To install from Github, type this into your Stata command line:

. net from https://raw.githubusercontent.com/kkranker/dtalink/main/

To install from SSC, click on the links after typing this into your Stata command line:

. net describe dtalink

Suggested Citation

or

  • Kranker, Keith. DTALINK: Faster Probabilistic Record Linking and Deduplication Methods in Stata for Large Data Files.” ed at the 2018 Stata Conference, Columbus, OH, July 20, 2018.

Source code is available at https://github.com/kkranker/dtalink. Please report issues at https://github.com/kkranker/dtalink/issues.

Description

Stata users often need to link records from two or more data files or find duplicates within data files. Probabilistic linking methods are often used when the file(s) do not have reliable or unique identifiers, causing deterministic linking methods (such as Stata's merge, joinby, or duplicates commands) to fail. For example, one might need to link files that only include inconsistently spelled names, dates of birth with typos or missing data, and addresses that change over time. Probabilistic linking methods score each potential pair of records using the matching variables and weights (Newcombe et al. 1959; Fellegi and Sunter 1969). Pairs with higher overall scores indicate a better match than pairs with lower scores.

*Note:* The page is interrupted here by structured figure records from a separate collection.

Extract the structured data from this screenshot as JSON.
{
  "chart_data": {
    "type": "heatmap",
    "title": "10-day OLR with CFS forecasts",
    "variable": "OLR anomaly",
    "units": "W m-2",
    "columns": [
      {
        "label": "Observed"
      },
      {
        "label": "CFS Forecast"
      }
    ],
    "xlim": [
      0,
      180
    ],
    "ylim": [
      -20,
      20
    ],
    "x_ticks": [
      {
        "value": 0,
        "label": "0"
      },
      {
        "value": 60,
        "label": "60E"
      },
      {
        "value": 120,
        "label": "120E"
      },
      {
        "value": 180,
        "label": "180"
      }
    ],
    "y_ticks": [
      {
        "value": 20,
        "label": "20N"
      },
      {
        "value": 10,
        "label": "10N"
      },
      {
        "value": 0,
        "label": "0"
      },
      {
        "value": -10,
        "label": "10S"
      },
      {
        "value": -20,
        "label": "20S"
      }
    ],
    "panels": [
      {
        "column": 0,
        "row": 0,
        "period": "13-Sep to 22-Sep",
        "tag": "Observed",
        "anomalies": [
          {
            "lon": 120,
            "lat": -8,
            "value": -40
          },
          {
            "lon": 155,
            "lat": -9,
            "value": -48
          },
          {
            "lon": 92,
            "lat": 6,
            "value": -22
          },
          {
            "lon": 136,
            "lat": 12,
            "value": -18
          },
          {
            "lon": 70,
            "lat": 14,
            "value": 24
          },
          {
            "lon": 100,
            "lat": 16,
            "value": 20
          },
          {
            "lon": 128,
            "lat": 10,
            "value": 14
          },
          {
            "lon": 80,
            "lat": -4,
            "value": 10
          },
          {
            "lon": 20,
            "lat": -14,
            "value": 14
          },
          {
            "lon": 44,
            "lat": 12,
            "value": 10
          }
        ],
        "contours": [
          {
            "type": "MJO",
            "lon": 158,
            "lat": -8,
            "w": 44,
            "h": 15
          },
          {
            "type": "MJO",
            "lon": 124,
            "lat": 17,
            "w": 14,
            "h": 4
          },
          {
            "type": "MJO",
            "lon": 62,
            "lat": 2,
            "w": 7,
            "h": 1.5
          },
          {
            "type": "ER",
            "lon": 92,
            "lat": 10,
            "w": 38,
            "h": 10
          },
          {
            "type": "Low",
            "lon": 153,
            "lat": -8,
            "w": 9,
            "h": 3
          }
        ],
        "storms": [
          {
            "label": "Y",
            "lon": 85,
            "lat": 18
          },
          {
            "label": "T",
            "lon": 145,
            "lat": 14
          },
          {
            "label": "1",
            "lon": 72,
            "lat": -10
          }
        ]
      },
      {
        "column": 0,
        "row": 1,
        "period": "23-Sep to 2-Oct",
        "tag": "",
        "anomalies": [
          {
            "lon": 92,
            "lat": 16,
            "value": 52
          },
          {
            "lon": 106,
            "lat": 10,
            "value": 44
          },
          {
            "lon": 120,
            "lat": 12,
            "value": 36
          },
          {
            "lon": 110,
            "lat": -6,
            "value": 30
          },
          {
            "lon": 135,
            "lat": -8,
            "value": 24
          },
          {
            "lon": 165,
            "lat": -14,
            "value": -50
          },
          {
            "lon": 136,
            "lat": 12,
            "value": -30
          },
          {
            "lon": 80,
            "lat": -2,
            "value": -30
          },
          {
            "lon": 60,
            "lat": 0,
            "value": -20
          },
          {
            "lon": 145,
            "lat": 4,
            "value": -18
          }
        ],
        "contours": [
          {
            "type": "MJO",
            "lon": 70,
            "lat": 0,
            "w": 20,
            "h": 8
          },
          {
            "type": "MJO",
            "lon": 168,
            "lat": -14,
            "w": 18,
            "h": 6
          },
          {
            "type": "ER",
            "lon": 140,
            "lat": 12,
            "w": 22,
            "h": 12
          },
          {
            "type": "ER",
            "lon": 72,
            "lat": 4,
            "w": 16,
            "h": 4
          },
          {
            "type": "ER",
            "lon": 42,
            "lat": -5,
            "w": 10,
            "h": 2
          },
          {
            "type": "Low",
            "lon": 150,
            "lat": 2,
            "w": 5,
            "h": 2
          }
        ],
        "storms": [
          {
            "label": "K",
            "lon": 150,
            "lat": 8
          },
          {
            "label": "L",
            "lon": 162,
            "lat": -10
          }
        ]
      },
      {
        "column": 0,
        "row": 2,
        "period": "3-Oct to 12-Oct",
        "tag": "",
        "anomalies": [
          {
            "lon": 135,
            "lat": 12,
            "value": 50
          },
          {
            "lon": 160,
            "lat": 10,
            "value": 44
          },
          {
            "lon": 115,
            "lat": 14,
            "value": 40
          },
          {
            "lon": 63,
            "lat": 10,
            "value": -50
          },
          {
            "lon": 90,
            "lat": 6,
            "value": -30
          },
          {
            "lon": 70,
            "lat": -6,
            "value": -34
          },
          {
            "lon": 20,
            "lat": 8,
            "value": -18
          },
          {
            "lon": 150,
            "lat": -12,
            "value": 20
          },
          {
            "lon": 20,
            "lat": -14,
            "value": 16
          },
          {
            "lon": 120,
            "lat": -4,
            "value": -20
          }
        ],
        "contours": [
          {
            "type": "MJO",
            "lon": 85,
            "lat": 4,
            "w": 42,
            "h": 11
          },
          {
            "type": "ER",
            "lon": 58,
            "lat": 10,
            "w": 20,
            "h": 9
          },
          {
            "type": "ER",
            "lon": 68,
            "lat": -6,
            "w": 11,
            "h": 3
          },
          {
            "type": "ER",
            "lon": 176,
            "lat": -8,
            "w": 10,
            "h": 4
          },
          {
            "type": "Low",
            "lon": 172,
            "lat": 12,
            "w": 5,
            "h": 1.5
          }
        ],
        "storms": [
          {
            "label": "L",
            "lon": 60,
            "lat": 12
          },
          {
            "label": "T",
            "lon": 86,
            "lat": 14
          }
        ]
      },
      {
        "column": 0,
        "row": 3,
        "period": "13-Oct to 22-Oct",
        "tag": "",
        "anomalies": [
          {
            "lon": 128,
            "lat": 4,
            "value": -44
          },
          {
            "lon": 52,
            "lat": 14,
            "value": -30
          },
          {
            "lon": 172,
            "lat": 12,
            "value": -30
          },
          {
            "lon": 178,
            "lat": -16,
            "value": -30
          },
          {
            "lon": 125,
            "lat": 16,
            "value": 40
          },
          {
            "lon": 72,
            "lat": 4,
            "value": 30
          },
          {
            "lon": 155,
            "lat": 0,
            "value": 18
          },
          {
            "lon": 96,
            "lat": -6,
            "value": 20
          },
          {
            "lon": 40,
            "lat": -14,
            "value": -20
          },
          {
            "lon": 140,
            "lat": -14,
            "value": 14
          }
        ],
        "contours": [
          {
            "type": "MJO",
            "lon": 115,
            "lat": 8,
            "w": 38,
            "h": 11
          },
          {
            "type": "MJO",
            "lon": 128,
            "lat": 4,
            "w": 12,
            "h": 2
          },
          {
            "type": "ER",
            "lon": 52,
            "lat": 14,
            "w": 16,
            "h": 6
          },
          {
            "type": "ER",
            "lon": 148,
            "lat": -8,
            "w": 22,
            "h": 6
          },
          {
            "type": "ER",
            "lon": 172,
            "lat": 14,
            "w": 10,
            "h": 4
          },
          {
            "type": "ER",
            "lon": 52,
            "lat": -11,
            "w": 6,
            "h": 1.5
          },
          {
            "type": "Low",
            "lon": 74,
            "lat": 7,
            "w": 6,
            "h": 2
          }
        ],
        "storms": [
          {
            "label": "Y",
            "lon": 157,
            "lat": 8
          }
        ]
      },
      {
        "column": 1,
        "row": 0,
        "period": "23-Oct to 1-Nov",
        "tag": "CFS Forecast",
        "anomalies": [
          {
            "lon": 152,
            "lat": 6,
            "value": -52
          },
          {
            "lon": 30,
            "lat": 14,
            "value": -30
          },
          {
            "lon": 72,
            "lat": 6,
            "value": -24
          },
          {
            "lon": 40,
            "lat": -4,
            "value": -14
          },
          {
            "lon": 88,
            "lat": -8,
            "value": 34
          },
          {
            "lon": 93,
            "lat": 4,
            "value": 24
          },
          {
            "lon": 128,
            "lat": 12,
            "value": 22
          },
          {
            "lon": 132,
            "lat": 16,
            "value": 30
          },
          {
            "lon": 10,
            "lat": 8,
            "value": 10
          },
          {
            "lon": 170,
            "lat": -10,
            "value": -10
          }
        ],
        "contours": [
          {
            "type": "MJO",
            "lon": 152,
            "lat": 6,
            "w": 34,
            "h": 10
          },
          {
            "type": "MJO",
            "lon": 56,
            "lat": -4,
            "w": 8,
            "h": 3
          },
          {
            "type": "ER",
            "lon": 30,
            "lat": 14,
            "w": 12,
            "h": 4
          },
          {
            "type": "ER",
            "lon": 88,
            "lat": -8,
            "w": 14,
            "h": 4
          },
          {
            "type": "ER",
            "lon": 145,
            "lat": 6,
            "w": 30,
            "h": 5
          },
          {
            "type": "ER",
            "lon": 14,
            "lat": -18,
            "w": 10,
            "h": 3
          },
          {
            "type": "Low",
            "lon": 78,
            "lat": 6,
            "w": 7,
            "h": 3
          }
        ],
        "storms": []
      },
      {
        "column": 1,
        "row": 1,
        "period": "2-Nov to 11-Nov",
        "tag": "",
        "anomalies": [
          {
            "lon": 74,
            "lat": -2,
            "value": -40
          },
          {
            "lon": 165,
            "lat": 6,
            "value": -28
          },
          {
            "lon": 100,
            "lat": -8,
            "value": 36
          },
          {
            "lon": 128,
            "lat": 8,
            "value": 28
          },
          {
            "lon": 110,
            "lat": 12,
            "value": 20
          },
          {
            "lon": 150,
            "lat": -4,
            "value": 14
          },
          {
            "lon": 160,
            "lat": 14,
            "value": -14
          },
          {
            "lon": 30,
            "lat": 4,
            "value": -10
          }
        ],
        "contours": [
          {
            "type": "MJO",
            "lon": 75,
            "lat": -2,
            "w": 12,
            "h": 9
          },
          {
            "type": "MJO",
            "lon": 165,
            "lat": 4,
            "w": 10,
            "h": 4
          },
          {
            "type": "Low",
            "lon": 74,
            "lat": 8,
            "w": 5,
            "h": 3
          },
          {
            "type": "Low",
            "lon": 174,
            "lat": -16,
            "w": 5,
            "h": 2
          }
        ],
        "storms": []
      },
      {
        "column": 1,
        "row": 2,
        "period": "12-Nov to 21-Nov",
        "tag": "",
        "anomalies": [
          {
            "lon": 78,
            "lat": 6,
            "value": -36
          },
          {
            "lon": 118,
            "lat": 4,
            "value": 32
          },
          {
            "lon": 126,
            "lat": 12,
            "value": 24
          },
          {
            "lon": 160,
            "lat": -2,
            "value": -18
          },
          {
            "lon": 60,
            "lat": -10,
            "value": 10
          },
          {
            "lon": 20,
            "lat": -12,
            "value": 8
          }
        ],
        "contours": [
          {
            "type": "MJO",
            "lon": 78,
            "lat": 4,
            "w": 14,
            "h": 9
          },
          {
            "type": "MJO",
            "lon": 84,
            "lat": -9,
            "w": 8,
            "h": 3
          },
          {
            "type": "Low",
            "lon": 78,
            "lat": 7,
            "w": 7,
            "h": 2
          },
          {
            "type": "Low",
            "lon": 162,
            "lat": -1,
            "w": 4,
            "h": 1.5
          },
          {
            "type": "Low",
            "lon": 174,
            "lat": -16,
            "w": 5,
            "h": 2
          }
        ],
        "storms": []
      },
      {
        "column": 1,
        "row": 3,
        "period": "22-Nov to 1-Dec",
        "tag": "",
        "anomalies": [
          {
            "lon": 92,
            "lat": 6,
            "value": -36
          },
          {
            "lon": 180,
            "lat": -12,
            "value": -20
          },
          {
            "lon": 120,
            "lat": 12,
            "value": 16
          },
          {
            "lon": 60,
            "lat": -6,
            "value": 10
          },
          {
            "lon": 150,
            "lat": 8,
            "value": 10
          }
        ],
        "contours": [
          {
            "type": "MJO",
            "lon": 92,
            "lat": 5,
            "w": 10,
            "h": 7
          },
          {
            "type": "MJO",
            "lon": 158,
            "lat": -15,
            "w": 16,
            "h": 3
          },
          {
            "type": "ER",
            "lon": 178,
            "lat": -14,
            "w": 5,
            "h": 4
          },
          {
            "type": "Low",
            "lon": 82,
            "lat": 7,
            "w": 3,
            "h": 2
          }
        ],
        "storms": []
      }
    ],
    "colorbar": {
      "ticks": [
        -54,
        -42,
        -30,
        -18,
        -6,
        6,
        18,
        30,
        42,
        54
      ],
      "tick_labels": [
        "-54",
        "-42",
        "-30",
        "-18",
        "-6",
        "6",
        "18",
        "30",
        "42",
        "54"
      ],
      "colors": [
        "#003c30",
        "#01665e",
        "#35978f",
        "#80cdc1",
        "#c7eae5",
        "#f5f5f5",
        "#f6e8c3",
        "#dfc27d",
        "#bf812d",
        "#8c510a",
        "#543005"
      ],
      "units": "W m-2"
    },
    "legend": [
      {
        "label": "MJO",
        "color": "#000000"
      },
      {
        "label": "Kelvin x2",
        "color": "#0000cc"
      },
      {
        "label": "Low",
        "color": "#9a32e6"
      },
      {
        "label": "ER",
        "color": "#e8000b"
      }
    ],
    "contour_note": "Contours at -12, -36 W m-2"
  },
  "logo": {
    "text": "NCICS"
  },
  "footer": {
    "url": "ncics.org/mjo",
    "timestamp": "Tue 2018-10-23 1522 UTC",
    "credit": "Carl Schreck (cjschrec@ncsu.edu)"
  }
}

dtalink implements probabilistic linking methods (a.k.a. probabilistic matching) for two cases: l. linking records in two data files l. deduplicating records in one data file

There are two ways to implement data linking (case 1): (a) the user stacks the two data sets before running dtalink and provides a dummy to indicate the file in the source(varname) option, or (b) the user provides the name of the second file with [using filename], in which case the current data set is assigned source=0 and the using data set is assigned source=1. If neither of these are specified, data deduplication (case 2) is implemented.

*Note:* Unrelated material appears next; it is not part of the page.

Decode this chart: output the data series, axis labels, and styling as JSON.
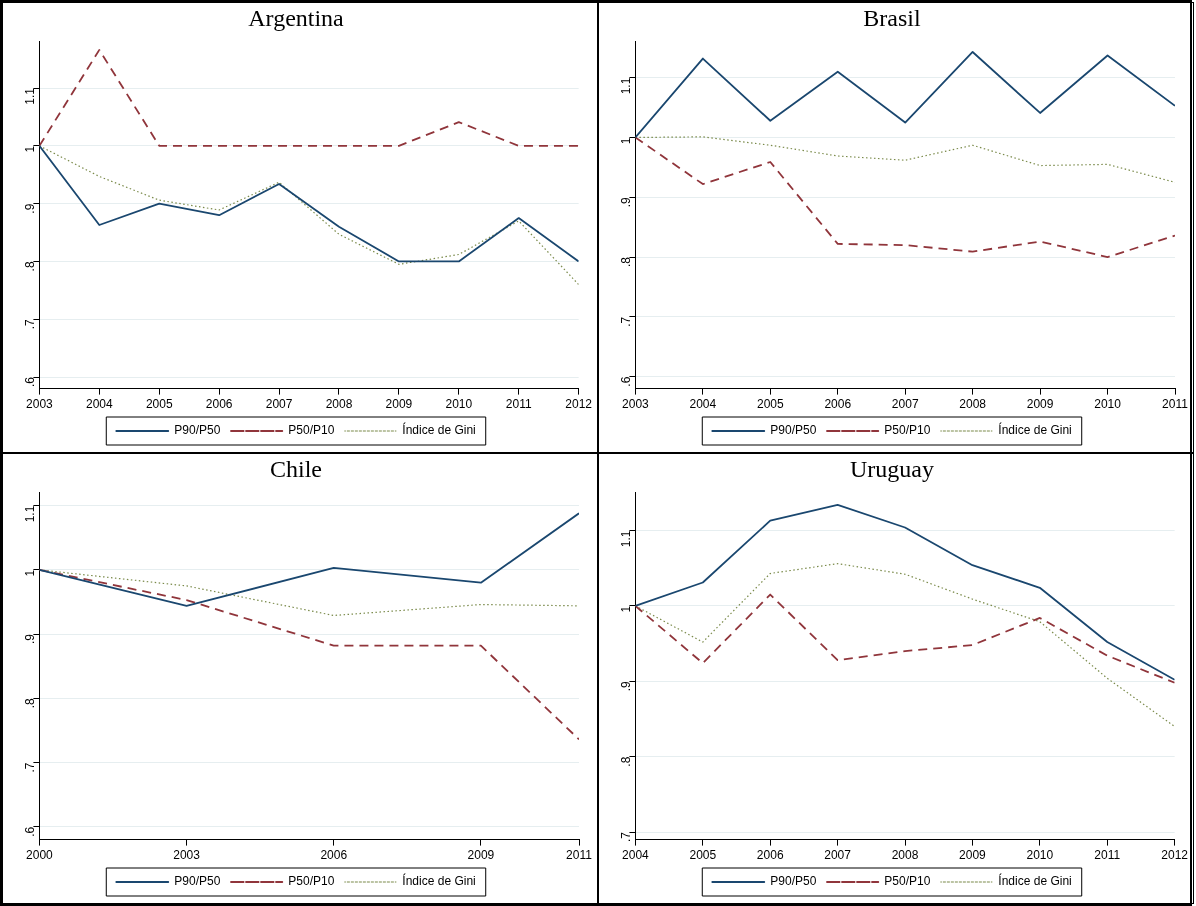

The user specifies matching variables and matching weights. For each matching variable, users can use one of two methods to compare two records for a potential match: (a) Exact matching awards positive weights if (X for observation 1) equals (X for observation 2), awards negative weights if the observations are not equal, and awards no weights if one of the observations is missing. (b) Caliper matching awards positive weights if (X for observation 1)-(X for observation 2) is less than or equal to the caliper for X, awards negative weights if the difference is greater than the caliper, and awards no weights if X is missing for either of the observations.

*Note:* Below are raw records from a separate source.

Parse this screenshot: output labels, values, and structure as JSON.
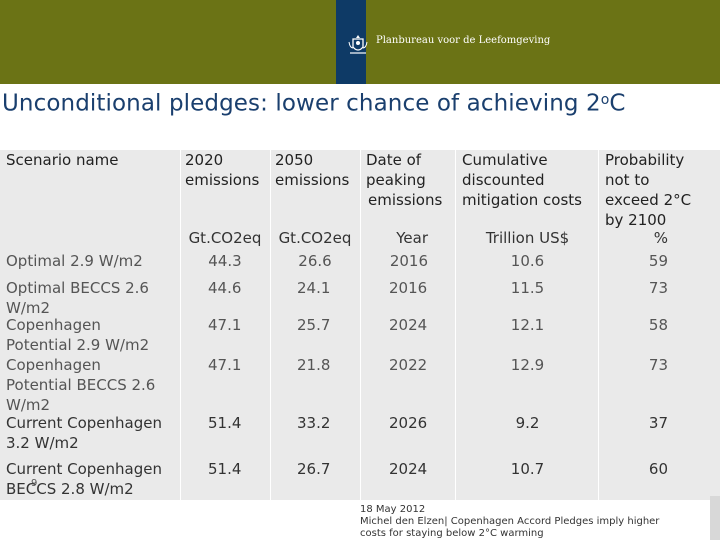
{
  "header": {
    "organization": "Planbureau voor de Leefomgeving",
    "colors": {
      "band": "#6b7315",
      "logo_block": "#0e3a66",
      "title": "#1a3f6e",
      "table_bg": "#eaeaea"
    },
    "logo_icon": "coat-of-arms-icon"
  },
  "title": {
    "text": "Unconditional pledges: lower chance of achieving 2",
    "superscript": "o",
    "suffix": "C"
  },
  "table": {
    "headers": {
      "scenario": "Scenario name",
      "c2020": [
        "2020",
        "emissions"
      ],
      "c2050": [
        "2050",
        "emissions"
      ],
      "peak": [
        "Date of",
        "peaking",
        "emissions"
      ],
      "cost": [
        "Cumulative",
        "discounted",
        "mitigation costs"
      ],
      "prob": [
        "Probability",
        "not to",
        "exceed 2°C",
        "by 2100"
      ]
    },
    "units": [
      "Gt.CO2eq",
      "Gt.CO2eq",
      "Year",
      "Trillion US$",
      "%"
    ],
    "rows": [
      {
        "name": [
          "Optimal 2.9 W/m2"
        ],
        "e2020": "44.3",
        "e2050": "26.6",
        "peak": "2016",
        "cost": "10.6",
        "prob": "59"
      },
      {
        "name": [
          "Optimal BECCS 2.6",
          "W/m2"
        ],
        "e2020": "44.6",
        "e2050": "24.1",
        "peak": "2016",
        "cost": "11.5",
        "prob": "73"
      },
      {
        "name": [
          "Copenhagen",
          "Potential 2.9 W/m2"
        ],
        "e2020": "47.1",
        "e2050": "25.7",
        "peak": "2024",
        "cost": "12.1",
        "prob": "58"
      },
      {
        "name": [
          "Copenhagen",
          "Potential BECCS 2.6",
          "W/m2"
        ],
        "e2020": "47.1",
        "e2050": "21.8",
        "peak": "2022",
        "cost": "12.9",
        "prob": "73"
      },
      {
        "name": [
          "Current Copenhagen",
          "3.2 W/m2"
        ],
        "e2020": "51.4",
        "e2050": "33.2",
        "peak": "2026",
        "cost": "9.2",
        "prob": "37"
      },
      {
        "name": [
          "Current Copenhagen",
          "BECCS 2.8 W/m2"
        ],
        "e2020": "51.4",
        "e2050": "26.7",
        "peak": "2024",
        "cost": "10.7",
        "prob": "60"
      }
    ]
  },
  "footer": {
    "page_number": "9",
    "date": "18 May 2012",
    "author_line": "Michel den Elzen| Copenhagen Accord Pledges imply higher",
    "subtitle_line": "costs for staying below 2°C warming"
  }
}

dtalink offers streamlined probabilistic linking methods. The computationally heavy parts of the program are implemented in a Mata class with parallelized Mata code, making it practical to implement the methods with large, administrative data files (files with many rows or matching variables). It is a generic function which works with any data file. Flexible scoring and many-to-many matching techniques are also options.

The Stata help file (dtalink.sthlp) provides additional documentation and examples. After installation, type . help dtalink to read the package documentation.

Notes about other langauges: l. I would love to try porting this module to Julia. Let me know if you can help! l. I was asked how to do this in SQL or SAS. This branch has a toy example.